On Wednesday, Washington Post reporter Hannah Natanson was the subject of a warrant served on her home in Virginia. The newspaper called it a raid. Natanson, who reports on the federal government, had her phone, two laptops and a smartwatch seized.
According to the warrant, the search was not connected to wrongdoing by Natanson or the Post. That is not unusual. Warrants are often served on one person in pursuit of a case against another. In this instance, the Associated Press reported the investigation involved a government contractor accused of “illegally retaining classified government materials.”
Search warrants can be very public. Federal agents executed one in 2023 at Mar-a-Lago in pursuit of classified materials allegedly retained by former President Donald Trump, who disputed its legitimacy. But that warrant targeted the subject of an investigation — not a journalist doing her job.

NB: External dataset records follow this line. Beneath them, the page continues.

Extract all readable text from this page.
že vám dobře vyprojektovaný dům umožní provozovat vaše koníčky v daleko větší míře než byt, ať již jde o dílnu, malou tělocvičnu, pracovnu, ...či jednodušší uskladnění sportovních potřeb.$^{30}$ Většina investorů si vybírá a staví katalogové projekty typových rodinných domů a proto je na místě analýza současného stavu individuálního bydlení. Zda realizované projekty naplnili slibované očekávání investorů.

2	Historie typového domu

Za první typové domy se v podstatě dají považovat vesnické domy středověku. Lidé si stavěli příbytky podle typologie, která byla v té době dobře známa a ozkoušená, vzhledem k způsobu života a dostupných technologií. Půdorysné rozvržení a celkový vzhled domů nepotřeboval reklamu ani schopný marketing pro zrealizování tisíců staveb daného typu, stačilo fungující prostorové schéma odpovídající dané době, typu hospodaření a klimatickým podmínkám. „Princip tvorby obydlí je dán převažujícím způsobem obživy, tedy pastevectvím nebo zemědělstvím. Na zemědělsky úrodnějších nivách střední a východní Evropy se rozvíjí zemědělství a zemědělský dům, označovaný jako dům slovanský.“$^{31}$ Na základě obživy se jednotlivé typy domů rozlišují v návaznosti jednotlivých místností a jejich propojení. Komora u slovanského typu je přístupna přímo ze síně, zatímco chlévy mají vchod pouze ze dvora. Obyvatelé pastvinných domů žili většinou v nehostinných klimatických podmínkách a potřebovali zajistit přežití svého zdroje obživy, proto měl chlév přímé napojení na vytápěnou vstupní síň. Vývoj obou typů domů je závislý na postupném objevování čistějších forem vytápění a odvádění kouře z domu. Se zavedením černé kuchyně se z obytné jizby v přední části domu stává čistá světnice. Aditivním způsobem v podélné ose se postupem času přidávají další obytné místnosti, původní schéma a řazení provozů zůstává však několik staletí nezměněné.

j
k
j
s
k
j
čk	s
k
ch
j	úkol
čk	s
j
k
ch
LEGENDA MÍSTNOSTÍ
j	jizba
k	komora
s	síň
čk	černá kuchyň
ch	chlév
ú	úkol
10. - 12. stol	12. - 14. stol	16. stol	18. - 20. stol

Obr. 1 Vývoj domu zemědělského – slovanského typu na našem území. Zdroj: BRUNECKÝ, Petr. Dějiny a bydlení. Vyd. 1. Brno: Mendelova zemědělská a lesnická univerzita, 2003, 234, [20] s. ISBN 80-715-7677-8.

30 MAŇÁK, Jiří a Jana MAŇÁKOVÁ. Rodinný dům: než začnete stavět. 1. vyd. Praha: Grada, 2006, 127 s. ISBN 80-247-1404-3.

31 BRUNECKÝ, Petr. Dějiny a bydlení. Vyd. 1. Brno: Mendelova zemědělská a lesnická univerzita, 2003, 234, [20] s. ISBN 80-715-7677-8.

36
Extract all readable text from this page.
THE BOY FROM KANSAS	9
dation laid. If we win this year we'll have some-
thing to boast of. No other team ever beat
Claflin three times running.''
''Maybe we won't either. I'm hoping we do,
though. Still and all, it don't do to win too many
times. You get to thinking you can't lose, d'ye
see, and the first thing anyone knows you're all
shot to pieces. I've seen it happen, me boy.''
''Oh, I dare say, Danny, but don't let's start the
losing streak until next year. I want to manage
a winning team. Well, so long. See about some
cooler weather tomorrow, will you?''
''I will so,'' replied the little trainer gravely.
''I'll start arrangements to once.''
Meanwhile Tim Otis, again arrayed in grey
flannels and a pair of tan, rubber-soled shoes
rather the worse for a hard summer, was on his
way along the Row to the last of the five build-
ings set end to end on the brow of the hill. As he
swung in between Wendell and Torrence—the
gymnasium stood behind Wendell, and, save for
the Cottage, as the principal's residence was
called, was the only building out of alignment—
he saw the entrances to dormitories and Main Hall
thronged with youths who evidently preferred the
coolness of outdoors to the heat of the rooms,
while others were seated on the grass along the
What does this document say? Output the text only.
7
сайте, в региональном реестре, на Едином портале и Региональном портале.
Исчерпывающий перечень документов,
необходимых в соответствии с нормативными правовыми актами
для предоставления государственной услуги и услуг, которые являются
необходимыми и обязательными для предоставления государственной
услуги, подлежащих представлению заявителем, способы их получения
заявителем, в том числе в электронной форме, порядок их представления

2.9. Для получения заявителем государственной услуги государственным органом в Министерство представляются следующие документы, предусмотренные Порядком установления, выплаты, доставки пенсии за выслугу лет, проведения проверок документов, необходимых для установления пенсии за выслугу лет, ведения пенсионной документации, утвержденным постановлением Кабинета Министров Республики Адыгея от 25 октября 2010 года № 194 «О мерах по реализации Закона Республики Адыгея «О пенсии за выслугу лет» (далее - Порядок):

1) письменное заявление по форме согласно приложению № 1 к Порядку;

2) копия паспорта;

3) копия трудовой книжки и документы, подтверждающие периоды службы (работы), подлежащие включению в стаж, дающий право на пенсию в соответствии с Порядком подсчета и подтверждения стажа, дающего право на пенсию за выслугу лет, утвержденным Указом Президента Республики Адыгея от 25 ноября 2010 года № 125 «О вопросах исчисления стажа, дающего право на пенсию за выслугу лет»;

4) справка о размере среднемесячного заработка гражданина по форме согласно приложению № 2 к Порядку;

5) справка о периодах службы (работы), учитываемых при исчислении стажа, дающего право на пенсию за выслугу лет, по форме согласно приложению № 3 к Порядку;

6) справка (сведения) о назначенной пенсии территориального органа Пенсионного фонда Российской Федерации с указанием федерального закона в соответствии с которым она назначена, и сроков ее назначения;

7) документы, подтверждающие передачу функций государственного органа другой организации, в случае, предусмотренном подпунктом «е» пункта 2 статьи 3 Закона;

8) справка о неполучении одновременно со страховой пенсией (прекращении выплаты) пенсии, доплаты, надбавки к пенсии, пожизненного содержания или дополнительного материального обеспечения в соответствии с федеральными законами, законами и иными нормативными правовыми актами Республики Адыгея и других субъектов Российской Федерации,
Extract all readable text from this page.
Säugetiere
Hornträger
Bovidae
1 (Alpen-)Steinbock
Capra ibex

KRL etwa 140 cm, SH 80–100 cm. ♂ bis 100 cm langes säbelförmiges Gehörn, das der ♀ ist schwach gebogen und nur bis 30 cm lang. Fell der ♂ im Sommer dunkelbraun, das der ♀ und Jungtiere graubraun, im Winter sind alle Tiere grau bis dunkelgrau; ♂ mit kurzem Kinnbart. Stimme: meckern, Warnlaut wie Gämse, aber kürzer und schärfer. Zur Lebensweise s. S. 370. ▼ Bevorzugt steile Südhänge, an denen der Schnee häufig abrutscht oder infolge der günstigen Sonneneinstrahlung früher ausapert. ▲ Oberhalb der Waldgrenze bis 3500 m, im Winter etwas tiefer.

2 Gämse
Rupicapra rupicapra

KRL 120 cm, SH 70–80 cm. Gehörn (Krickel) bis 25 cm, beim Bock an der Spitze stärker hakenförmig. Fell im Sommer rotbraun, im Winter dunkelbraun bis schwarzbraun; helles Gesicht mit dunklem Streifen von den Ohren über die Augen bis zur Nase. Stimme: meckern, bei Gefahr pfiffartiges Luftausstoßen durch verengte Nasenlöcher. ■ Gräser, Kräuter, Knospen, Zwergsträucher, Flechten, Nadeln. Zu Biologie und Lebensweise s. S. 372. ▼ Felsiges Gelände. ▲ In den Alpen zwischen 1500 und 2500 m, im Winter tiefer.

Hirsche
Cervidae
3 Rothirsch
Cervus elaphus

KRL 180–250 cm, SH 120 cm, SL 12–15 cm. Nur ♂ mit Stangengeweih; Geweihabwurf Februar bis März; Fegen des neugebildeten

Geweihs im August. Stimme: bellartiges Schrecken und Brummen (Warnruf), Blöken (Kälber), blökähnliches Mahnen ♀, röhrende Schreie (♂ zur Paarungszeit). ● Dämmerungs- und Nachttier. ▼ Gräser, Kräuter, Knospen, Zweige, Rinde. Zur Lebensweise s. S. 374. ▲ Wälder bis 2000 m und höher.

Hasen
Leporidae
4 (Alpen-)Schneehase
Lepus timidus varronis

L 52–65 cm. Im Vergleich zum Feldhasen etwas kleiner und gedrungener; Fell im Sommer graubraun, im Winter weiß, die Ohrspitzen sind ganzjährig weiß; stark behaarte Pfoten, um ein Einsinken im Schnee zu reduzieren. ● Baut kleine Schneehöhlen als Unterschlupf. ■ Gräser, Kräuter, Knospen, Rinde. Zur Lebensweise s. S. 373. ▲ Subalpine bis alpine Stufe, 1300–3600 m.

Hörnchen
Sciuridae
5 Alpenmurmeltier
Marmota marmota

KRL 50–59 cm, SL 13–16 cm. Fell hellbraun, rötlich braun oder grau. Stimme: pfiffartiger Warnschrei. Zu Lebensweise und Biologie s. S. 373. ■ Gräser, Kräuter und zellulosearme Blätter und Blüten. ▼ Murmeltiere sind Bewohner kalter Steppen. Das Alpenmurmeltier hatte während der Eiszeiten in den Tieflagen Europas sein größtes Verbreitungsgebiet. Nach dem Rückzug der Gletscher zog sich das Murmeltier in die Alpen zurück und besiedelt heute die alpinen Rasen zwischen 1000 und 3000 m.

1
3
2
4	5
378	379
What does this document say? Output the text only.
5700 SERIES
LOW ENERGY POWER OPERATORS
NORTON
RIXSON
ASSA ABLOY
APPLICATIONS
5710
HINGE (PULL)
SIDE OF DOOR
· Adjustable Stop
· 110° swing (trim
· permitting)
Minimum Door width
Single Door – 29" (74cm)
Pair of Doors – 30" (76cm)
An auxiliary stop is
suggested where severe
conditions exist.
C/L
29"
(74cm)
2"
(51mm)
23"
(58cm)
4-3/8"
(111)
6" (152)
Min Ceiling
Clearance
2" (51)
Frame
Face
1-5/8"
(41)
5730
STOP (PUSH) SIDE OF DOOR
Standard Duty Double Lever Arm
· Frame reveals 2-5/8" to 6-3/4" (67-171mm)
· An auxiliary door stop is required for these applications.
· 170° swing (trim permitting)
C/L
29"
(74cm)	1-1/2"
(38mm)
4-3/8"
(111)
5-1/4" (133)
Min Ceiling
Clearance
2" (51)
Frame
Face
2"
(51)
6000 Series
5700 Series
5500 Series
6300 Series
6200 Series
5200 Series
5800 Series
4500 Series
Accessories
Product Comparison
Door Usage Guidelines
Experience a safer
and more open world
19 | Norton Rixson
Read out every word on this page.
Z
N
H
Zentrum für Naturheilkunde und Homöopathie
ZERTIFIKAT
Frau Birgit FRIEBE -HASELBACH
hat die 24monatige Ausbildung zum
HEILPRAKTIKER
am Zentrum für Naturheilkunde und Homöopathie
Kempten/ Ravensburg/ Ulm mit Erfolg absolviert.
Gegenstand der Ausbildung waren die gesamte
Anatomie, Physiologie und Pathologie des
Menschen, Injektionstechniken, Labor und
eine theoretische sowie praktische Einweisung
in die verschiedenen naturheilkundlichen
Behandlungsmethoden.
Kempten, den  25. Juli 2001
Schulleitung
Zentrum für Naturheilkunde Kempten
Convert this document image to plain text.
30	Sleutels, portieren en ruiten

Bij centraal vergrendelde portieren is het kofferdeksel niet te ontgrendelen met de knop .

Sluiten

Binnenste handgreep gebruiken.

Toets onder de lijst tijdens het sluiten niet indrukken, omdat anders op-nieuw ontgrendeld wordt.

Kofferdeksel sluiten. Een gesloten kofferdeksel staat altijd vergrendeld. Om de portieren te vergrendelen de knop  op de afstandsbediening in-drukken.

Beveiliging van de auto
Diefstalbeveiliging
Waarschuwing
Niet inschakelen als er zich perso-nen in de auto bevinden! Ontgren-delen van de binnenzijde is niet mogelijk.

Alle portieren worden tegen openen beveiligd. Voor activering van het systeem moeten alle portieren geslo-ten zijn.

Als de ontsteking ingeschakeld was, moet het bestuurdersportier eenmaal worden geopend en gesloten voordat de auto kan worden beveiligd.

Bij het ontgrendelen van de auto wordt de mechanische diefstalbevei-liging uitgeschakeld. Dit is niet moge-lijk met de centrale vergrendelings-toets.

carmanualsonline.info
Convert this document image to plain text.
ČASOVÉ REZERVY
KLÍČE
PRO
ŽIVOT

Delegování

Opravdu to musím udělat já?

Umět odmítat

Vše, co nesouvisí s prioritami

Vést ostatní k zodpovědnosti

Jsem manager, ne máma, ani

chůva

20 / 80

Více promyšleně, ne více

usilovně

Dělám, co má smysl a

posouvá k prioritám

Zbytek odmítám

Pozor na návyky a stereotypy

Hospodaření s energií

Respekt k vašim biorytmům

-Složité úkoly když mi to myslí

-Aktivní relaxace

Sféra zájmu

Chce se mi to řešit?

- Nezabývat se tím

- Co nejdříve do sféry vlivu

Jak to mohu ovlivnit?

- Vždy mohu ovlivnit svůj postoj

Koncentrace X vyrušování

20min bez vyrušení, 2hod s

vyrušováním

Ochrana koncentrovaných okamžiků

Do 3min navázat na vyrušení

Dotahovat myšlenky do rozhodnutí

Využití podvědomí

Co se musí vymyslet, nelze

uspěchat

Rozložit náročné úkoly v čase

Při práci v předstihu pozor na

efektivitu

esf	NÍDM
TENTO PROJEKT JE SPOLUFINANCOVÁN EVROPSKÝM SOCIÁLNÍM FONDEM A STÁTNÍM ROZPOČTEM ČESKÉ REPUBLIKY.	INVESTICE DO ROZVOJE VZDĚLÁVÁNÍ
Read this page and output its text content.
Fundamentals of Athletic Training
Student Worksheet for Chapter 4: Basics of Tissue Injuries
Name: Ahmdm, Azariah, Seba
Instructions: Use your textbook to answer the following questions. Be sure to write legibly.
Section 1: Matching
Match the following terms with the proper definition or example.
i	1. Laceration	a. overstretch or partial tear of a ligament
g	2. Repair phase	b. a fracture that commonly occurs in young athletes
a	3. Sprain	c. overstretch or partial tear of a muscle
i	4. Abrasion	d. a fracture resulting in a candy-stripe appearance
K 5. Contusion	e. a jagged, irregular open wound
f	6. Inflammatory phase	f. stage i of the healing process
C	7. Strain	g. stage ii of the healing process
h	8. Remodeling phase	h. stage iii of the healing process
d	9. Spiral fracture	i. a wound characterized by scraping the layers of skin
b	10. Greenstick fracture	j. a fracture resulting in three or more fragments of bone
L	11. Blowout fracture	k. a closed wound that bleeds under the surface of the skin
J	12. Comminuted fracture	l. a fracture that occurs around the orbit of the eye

And that distinction matters.
While journalists are not above the law, there historically are lines that protect exercise of freedom of the press. Those often include protection of notes and sources.
Yes, journalists have gone to prison rather than revealing a source. But is that what is happening here?
Those cases generally involve defiance after efforts by the court to have a reporter provide information. This jumps over that hurdle, avoiding resistance and simply taking what the government wants.
This is not testing a principle or arguing the law. This is pulling a tooth out of the jaw.
A search warrant is a powerful tool because it is so hard to challenge — and because having a properly obtained and properly served warrant is what makes the investigation and any prosecution that follows it acceptable in court. But that cannot be simply a checking of boxes. It must respect the purpose of both the investigation and the opposition.
If a journalist is the subject of an investigation, there is an obvious defense in the First Amendment. When the journalist is not the target, that becomes complicated. Is prosecution an attack on freedom of the press if the press is not being prosecuted?
Instead, journalism can become collateral damage — and yet the collateral can seem very much the point. If that damage is predictable, it seems not only inappropriate but unwarranted.